The income gap continues to widen and this report confirms that.

The economy is changing, and has been for some time. Manufacturing jobs are comfortable on other shores and, despite political rhetoric that says otherwise, they are not coming back.

In this modern economy, we are all called upon to be entrepreneurs of, for and by ourselves, miniature enterprises out to face the increasingly more competitive world with none of the guarantees of past generations.

A college degree, this report makes clear, will significantly assist in all of that, empowering us against the vagaries of this market.

But for the nearly two-thirds of us who either don't finish college or don't go at all, according to a National Center for Educational Statistics report, the only guarantee is a bleak future.

If we are resigned to believing this shift in the economy, from Fordism and manufacturing to whatever it is that drives our growth today, is permanent, then devising ways to close the gap is necessary.

While this report can remind us of the bright futures a degree can, and often does, lead to, it remains a call to action.

Too many are being left even further behind.
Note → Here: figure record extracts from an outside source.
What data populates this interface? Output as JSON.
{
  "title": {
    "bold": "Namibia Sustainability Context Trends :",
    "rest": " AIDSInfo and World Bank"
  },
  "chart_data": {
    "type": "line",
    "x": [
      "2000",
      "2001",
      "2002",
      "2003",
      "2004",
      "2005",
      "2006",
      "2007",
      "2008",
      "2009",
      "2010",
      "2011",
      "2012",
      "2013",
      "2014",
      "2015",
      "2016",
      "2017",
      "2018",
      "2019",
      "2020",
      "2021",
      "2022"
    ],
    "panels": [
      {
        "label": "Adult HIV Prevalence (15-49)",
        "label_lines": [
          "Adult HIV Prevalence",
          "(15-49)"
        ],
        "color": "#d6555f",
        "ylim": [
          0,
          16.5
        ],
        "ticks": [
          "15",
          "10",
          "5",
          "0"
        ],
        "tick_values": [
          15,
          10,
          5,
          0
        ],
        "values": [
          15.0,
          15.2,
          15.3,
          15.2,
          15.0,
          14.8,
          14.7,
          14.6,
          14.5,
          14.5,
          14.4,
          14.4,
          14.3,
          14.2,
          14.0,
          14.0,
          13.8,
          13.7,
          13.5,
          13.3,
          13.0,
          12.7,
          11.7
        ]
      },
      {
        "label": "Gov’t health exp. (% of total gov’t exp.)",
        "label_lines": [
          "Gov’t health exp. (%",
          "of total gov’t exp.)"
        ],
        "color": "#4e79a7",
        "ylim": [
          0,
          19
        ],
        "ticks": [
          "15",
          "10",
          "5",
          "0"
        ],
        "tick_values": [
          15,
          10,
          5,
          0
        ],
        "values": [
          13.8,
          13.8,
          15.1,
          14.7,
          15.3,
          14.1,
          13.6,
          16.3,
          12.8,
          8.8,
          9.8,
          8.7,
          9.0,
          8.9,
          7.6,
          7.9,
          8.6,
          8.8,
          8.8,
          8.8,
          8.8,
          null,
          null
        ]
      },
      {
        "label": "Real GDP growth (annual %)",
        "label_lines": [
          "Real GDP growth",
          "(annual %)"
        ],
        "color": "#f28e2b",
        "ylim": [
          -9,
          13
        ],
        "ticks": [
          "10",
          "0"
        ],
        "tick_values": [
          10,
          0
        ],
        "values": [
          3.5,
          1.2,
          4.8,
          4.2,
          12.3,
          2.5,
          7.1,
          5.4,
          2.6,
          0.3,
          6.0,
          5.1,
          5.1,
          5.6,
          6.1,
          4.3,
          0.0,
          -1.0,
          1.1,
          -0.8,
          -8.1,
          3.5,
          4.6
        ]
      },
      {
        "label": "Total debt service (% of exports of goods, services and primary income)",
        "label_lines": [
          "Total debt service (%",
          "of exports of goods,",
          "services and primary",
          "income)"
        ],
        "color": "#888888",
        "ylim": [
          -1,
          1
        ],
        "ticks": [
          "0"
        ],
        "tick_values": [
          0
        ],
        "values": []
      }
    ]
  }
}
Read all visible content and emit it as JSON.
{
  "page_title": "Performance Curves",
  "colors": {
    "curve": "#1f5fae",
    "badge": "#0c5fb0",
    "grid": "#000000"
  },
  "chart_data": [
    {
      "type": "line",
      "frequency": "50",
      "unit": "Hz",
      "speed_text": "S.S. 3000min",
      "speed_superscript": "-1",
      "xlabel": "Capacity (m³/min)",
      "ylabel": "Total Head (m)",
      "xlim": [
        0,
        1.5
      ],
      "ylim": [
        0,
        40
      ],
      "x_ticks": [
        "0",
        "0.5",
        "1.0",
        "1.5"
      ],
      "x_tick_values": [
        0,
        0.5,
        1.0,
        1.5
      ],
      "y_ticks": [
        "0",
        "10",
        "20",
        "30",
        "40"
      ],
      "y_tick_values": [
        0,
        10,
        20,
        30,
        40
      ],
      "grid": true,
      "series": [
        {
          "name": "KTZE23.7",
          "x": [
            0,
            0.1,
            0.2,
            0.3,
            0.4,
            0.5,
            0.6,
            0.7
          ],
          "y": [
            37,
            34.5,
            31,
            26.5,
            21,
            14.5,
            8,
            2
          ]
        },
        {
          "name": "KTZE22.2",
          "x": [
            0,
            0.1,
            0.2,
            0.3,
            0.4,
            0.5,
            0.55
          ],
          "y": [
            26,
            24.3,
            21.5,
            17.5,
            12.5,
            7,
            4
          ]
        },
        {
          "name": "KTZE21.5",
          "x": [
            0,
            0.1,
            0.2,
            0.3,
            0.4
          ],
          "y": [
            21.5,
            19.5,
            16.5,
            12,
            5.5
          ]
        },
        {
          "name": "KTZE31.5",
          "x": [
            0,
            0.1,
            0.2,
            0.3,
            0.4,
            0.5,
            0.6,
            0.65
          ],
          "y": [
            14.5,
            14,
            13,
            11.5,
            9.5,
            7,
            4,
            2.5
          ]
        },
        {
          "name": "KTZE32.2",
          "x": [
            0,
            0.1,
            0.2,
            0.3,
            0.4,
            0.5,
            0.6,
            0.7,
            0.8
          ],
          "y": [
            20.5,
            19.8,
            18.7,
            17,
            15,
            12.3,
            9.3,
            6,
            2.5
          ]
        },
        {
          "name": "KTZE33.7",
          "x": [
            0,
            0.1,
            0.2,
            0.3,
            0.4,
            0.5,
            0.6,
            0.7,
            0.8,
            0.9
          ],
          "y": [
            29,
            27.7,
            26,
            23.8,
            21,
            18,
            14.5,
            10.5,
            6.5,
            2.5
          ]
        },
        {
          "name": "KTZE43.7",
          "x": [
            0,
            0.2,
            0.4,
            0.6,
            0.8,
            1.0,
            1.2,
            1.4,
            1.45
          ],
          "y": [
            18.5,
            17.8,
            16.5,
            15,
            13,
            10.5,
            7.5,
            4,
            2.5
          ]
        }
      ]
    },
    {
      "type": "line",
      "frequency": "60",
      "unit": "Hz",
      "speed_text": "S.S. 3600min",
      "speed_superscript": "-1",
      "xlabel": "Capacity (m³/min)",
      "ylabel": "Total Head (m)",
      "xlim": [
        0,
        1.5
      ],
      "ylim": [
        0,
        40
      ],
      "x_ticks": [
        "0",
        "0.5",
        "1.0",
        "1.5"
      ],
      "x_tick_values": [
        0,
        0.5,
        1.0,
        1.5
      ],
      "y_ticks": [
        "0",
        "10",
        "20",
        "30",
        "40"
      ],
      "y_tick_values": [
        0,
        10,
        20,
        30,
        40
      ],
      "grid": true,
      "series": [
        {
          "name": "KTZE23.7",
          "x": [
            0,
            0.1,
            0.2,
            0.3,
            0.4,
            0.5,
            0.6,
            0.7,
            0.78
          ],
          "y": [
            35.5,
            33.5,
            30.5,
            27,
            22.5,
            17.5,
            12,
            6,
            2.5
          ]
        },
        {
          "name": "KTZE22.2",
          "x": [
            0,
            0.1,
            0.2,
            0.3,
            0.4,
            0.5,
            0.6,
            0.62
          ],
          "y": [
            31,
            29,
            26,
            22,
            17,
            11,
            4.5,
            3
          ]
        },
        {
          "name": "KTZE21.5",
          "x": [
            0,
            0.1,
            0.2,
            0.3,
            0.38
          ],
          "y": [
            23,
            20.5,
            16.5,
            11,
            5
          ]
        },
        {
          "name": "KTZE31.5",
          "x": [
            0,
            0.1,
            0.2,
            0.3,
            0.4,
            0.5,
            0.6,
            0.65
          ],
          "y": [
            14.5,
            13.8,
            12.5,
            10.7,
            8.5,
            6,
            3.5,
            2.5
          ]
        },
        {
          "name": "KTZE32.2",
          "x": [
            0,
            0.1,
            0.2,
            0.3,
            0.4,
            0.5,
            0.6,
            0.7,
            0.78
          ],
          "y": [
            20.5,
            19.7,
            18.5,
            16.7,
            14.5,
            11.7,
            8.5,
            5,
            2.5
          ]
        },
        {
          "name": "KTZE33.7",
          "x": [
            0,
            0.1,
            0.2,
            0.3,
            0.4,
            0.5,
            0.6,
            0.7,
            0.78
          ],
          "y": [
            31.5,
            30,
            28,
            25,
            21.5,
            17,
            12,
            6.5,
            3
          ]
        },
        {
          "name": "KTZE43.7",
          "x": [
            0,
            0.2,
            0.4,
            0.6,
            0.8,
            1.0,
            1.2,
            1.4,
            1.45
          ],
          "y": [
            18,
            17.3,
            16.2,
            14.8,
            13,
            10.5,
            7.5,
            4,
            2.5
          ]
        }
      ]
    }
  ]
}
How they are able to move forward is the true measure of our economy and society.

But as the gap widens, it can be difficult to see the issues facing others, which inhibit or prevent college attendance in the first place.Inequality in income, education and life chances are rapidly becoming the defining characteristics of this post-recession age. Devising ways to encourage college attendance and completion, implementing programs to assist with the structural issues that prevent this and ideas to empower those left by the wayside as our economy shifts are all necessary now more than ever.

The message is clear. Go to college, get work experience, study hard and finish. For the others, the truly lost generation left in the dust of this "knowledge economy," only dire forecasts exist.

The task, then, is finding out how to lift all boats. Too many in this country are drowning far below the surface, often out of sight and out of mind.